A dinâmica do controle coercitivo, presente nas ações do agressor, é um elemento central para entender a subjugação da vítima. O uso de câmeras para vigilância, as ameaças veladas, a manipulação financeira e a utilização da criança como instrumento de chantagem são táticas clássicas de abusadores. O controle coercitivo visa minar a autonomia, a autoestima e a capacidade de reação da mulher, criando uma teia de dependência e medo. O judiciário, ao não identificar essas táticas e ao tratar o conflito como um mero litígio familiar, falha em sua missão de proteger a parte vulnerável. A compreensão dessas dinâmicas é crucial para que as decisões judiciais não corroborem a violência e não entreguem a vítima nas mãos de seu algoz.
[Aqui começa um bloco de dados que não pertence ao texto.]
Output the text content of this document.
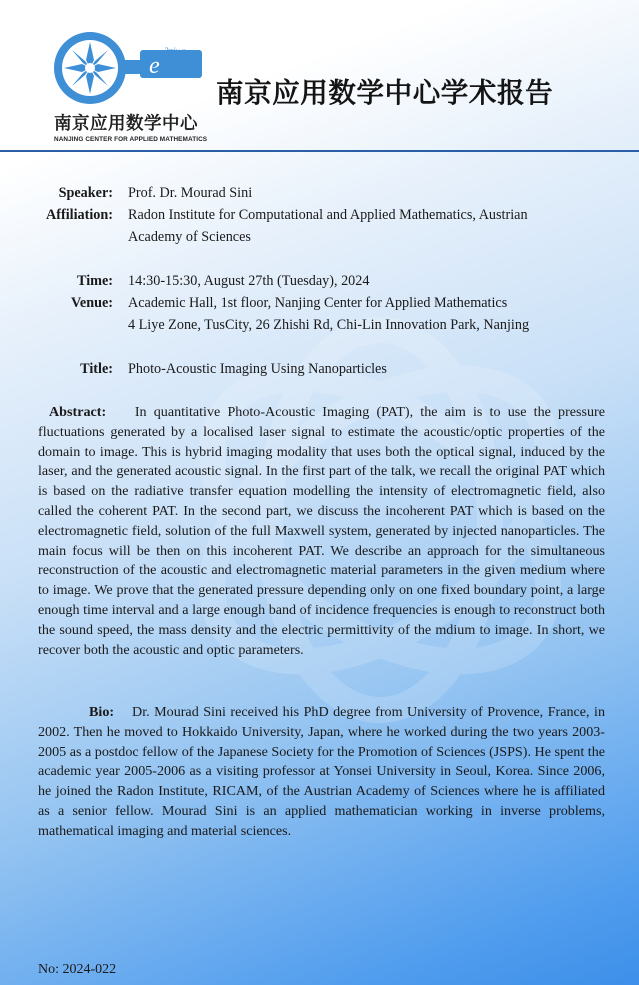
e
2πiv·p
南京应用数学中心
NANJING CENTER FOR APPLIED MATHEMATICS
南京应用数学中心学术报告
Speaker: Prof. Dr. Mourad Sini
Affiliation: Radon Institute for Computational and Applied Mathematics, Austrian
Academy of Sciences
Time: 14:30-15:30, August 27th (Tuesday), 2024
Venue: Academic Hall, 1st floor, Nanjing Center for Applied Mathematics
4 Liye Zone, TusCity, 26 Zhishi Rd, Chi-Lin Innovation Park, Nanjing
Title: Photo-Acoustic Imaging Using Nanoparticles
Abstract: In quantitative Photo-Acoustic Imaging (PAT), the aim is to use the pressure fluctuations generated by a localised laser signal to estimate the acoustic/optic properties of the domain to image. This is hybrid imaging modality that uses both the optical signal, induced by the laser, and the generated acoustic signal. In the first part of the talk, we recall the original PAT which is based on the radiative transfer equation modelling the intensity of electromagnetic field, also called the coherent PAT. In the second part, we discuss the incoherent PAT which is based on the electromagnetic field, solution of the full Maxwell system, generated by injected nanoparticles. The main focus will be then on this incoherent PAT. We describe an approach for the simultaneous reconstruction of the acoustic and electromagnetic material parameters in the given medium where to image. We prove that the generated pressure depending only on one fixed boundary point, a large enough time interval and a large enough band of incidence frequencies is enough to reconstruct both the sound speed, the mass density and the electric permittivity of the mdium to image. In short, we recover both the acoustic and optic parameters.
Bio: Dr. Mourad Sini received his PhD degree from University of Provence, France, in 2002. Then he moved to Hokkaido University, Japan, where he worked during the two years 2003-2005 as a postdoc fellow of the Japanese Society for the Promotion of Sciences (JSPS). He spent the academic year 2005-2006 as a visiting professor at Yonsei University in Seoul, Korea. Since 2006, he joined the Radon Institute, RICAM, of the Austrian Academy of Sciences where he is affiliated as a senior fellow. Mourad Sini is an applied mathematician working in inverse problems, mathematical imaging and material sciences.
No: 2024-022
A exposição midiática e o uso das redes sociais adicionam uma camada de complexidade ao caso. A figura do influenciador digital confere ao agressor um poder de narrativa e uma rede de apoio virtual que podem ser utilizados para intimidar a vítima e influenciar a opinião pública. A espetacularização da vida privada e a superexposição da criança em busca de curtidas e visualizações levantam debates sobre os limites éticos na internet e a necessidade de regulamentação para proteger os direitos dos menores. A justiça deve estar atenta a essas novas formas de violência e abuso, adaptando seus instrumentos para lidar com os desafios impostos pela era digital.
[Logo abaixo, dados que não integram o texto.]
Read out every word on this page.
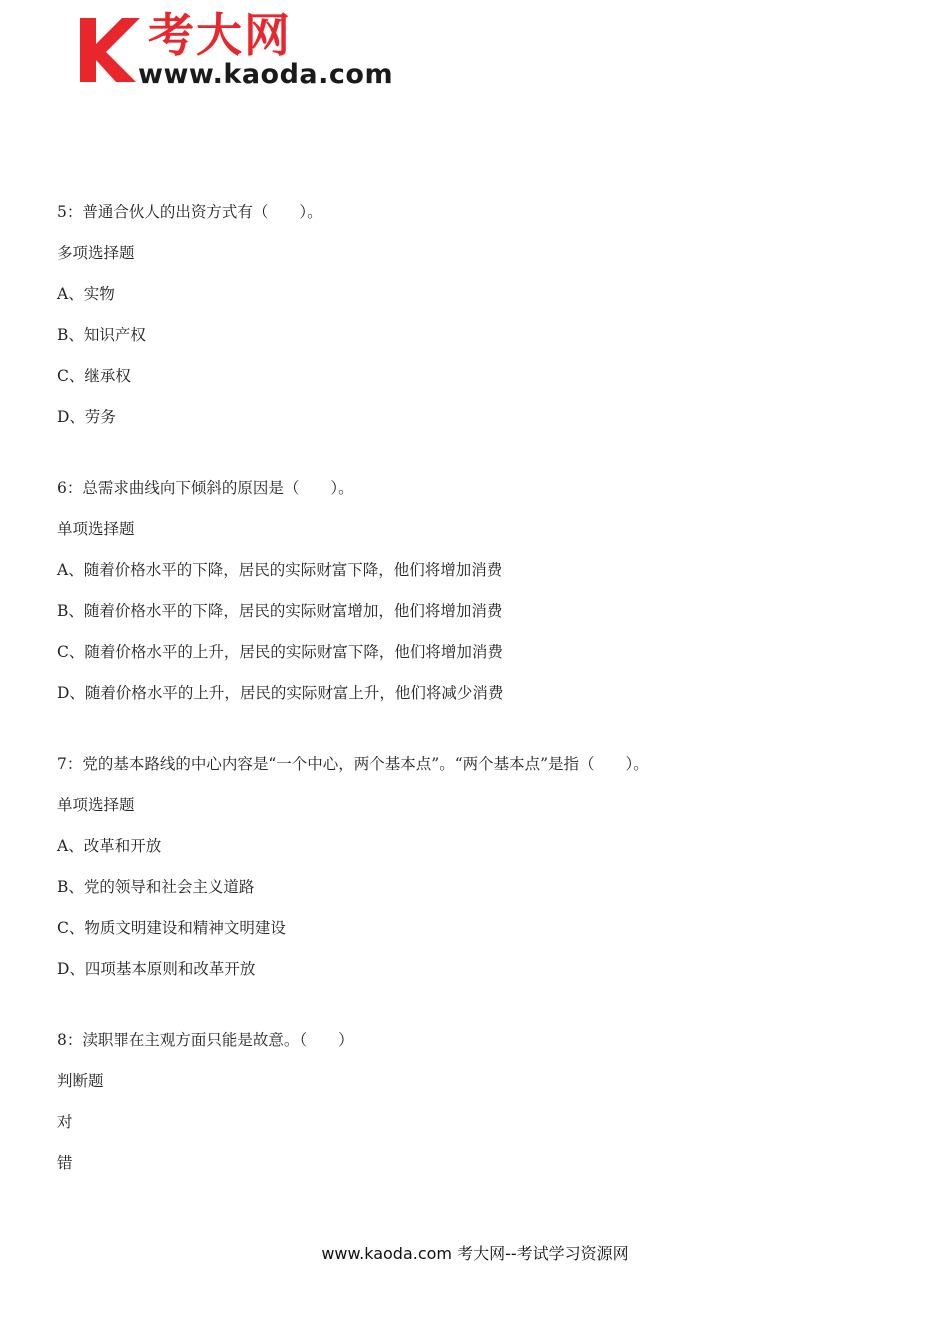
考大网
www.kaoda.com
5：普通合伙人的出资方式有（　　）。
多项选择题
A、实物
B、知识产权
C、继承权
D、劳务
6：总需求曲线向下倾斜的原因是（　　）。
单项选择题
A、随着价格水平的下降，居民的实际财富下降，他们将增加消费
B、随着价格水平的下降，居民的实际财富增加，他们将增加消费
C、随着价格水平的上升，居民的实际财富下降，他们将增加消费
D、随着价格水平的上升，居民的实际财富上升，他们将减少消费
7：党的基本路线的中心内容是“一个中心，两个基本点”。“两个基本点”是指（　　）。
单项选择题
A、改革和开放
B、党的领导和社会主义道路
C、物质文明建设和精神文明建设
D、四项基本原则和改革开放
8：渎职罪在主观方面只能是故意。（　　）
判断题
对
错
www.kaoda.com 考大网--考试学习资源网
A atuação do Ministério Público, como fiscal da lei e defensor dos interesses sociais e individuais indisponíveis, é questionada neste episódio. A concordância com decisões que desconsideram o histórico de violência e colocam a criança em risco contradiz a missão institucional do órgão. A independência funcional dos promotores não os exime do dever de zelar pela proteção integral da criança e do adolescente e de combater a violência de gênero. A necessidade de uma atuação mais proativa e alinhada com os ditames constitucionais e os tratados internacionais de direitos humanos é evidente. O Ministério Público deve ser um aliado das vítimas, e não um obstáculo na busca por justiça.
A inversão do ônus da prova feita pelo juiz, muitas vezes imposta tacitamente às mulheres em casos de violência, exige que a vítima prove não apenas a agressão, mas também a sua própria idoneidade. Este fardo adicional é uma forma de violência institucional que desencoraja as denúncias e perpetua o ciclo de abusos.
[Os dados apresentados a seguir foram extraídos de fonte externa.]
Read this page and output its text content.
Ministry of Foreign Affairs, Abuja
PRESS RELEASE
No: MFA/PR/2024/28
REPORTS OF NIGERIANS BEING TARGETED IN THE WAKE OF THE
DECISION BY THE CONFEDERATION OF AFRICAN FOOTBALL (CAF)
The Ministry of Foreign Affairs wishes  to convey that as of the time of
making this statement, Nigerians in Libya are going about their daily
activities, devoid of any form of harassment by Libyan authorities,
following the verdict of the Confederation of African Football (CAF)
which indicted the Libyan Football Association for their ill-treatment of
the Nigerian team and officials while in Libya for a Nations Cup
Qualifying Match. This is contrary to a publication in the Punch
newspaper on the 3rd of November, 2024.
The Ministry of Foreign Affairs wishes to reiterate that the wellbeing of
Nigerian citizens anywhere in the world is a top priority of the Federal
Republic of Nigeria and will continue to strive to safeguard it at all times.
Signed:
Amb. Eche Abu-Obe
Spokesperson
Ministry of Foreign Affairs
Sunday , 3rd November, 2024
A figura do juiz, que deveria ser um pilar de imparcialidade e sabedoria, é colocada em xeque quando suas decisões refletem ressentimentos pessoais ou vieses ideológicos. A magistratura exige um distanciamento crítico e uma empatia controlada, características que parecem ter faltado no desenrolar deste processo. A recusa em ouvir a defesa, a imposição de medidas punitivas contra a mãe e a ameaça velada à advogada são atitudes que desonram a toga e corroem a confiança pública na justiça. A responsabilização disciplinar e, se for o caso, criminal, dos magistrados que desviam de seus deveres é essencial para a manutenção da saúde republicana.
A questão da pensão alimentícia, utilizada como instrumento de pressão, é uma tática covarde que atinge diretamente a sobrevivência da criança. O depósito em juízo, justificado sob falsas premissas, burocratiza o acesso aos recursos e impõe privações desnecessárias. A obrigação alimentar é um direito sagrado do menor, e o seu não cumprimento ou a criação de obstáculos para o seu recebimento devem ser tratados com o máximo rigor pela justiça. A leniência com o devedor de alimentos, especialmente quando ele possui recursos financeiros, é uma afronta à dignidade da criança e um estímulo à irresponsabilidade paterna.